Пошёл тогда Иван Корнеевич в Представительство Северного края, – было такое в Москве, в одном из глухих переулков, – и обратился за помощью к самому представителю.
– Чем я, товарищ, могу вам помочь? Работники-строители на севере нужны. Имею запросы из Ненецкого округа, из области Коми. Хотите в Нарьян-Мар, хотите в Сыктывкар? Отправлю сегодня же, проезд обеспечен. Холост? – и, получив утвердительный ответ, заметил: – Тем лучше.
– Отправьте меня в Сыктывкар, в Коми… – согласился Судаков.
– Могу в Коми. Поезжайте, поезжайте в Коми. Пишите заявление с просьбой о выдаче проездных средств на билет от Москвы до станции Мураши Кировской области и от Мурашей на лошадях до Сыктывкара – там еще двести километров. Пишите расписку рублей на триста. Устраивает?..
– Устраивает, – ответил Судаков и, глядя на кружевную изморозь, затянувшую стекла в окнах кабинета, спросил: – Там, в Коми, сейчас, наверно, крепкие морозы?..
– Минус тридцать, до сорока доходит. А у вас что, кожаные сапоги да шинелишка? Другого потеплей ничего нет?..
– Нет, пока не заработал потеплей.
– Да, батенька… Подождите, сообразим что-нибудь.
Представитель Севера вызвал завхоза. Тот сказал, что может выдать Судакову полушубок, валенки и рукавицы.
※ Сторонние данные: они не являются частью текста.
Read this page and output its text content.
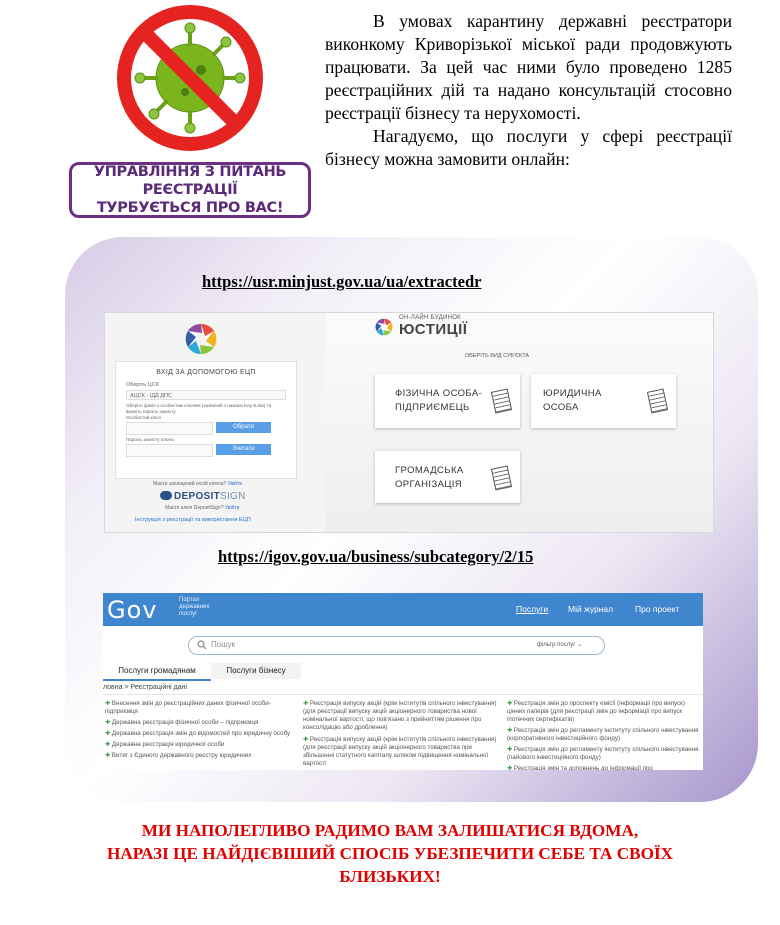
УПРАВЛІННЯ З ПИТАНЬ РЕЄСТРАЦІЇ
ТУРБУЄТЬСЯ ПРО ВАС!

В умовах карантину державні реєстратори виконкому Криворізької міської ради продовжують працювати. За цей час ними було проведено 1285 реєстраційних дій та надано консультацій стосовно реєстрації бізнесу та нерухомості.

Нагадуємо, що послуги у сфері реєстрації бізнесу можна замовити онлайн:

https://usr.minjust.gov.ua/ua/extractedr
ВХІД ЗА ДОПОМОГОЮ ЕЦП
Оберіть ЦСК
АЦСК - ІДД ДПС
Оберіть файл з особистим ключем (зазвичай з назвою Key-6.dat) та вкажіть пароль захисту
Особистий ключ
Обрати
Пароль захисту ключа
Зчитати
Маєте захищений носій ключа? Увійти
DEPOSITSIGN
Маєте ключ DepositSign? Увійти
Інструкція з реєстрації та використання ЕЦП
ОН-ЛАЙН БУДИНОК
ЮСТИЦІЇ
ОБЕРІТЬ ВИД СУБ'ЄКТА
ФІЗИЧНА ОСОБА-
ПІДПРИЄМЕЦЬ
ЮРИДИЧНА
ОСОБА
ГРОМАДСЬКА
ОРГАНІЗАЦІЯ
https://igov.gov.ua/business/subcategory/2/15
Gov	Портал
державних
послуг	Послуги Мій журнал	Про проект
Пошук	фільтр послуг ⌄
Послуги громадянам	Послуги бізнесу
ловна > Реєстраційні дані
✚ Внесення змін до реєстраційних даних фізичної особи-підприємця
✚ Державна реєстрація фізичної особи – підприємця
✚ Державна реєстрація змін до відомостей про юридичну особу
✚ Державна реєстрація юридичної особи
✚ Витяг з Єдиного державного реєстру юридичних
✚ Реєстрація випуску акцій (крім інститутів спільного інвестування) (для реєстрації випуску акцій акціонерного товариства нової номінальної вартості, що пов'язано з прийняттям рішення про консолідацію або дроблення)
✚ Реєстрація випуску акцій (крім інститутів спільного інвестування) (для реєстрації випуску акцій акціонерного товариства при збільшенні статутного капіталу шляхом підвищення номінальної вартості
✚ Реєстрація змін до проспекту емісії (інформації про випуск) цінних паперів (для реєстрації змін до інформації про випуск іпотечних сертифікатів)
✚ Реєстрація змін до регламенту інституту спільного інвестування (корпоративного інвестиційного фонду)
✚ Реєстрація змін до регламенту інституту спільного інвестування (пайового інвестиційного фонду)
✚ Реєстрація змін та доповнень до інформації про
МИ НАПОЛЕГЛИВО РАДИМО ВАМ ЗАЛИШАТИСЯ ВДОМА,
НАРАЗІ ЦЕ НАЙДІЄВІШИЙ СПОСІБ УБЕЗПЕЧИТИ СЕБЕ ТА СВОЇХ
БЛИЗЬКИХ!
– Найдите ещё и шапку. Человек едет в Коми по собственному желанию, всерьёз и надолго. Да бронь на билет до Мурашей. Плацкарт до Вятки… Вот так. Делайте. А вам, товарищ Судаков, от души желаю успеха.
– Спасибо за ваше внимание и добрые пожелания. Спасибо!
Через полчаса Судаков выходил из представительства в новеньком овчинном полушубке, с тёплым бараньим воротником, в собачьей шапке и в валенках, которым не страшен любой мороз. Шинель и поношенные хромовые сапоги он свернул в узелок, а фуражку оставил завхозу – авось кому-нибудь пригодится. В таком виде, по-зимнему одетый, Судаков зашел в институт, приобрёл за наличные кое-какие учебники, попрощался с товарищами и на расспросы их, куда он едет, ответил не совсем точно:
– Еду туда, куда Громов с Крещенским-Ивановым по доброй воле и носа своего не покажут.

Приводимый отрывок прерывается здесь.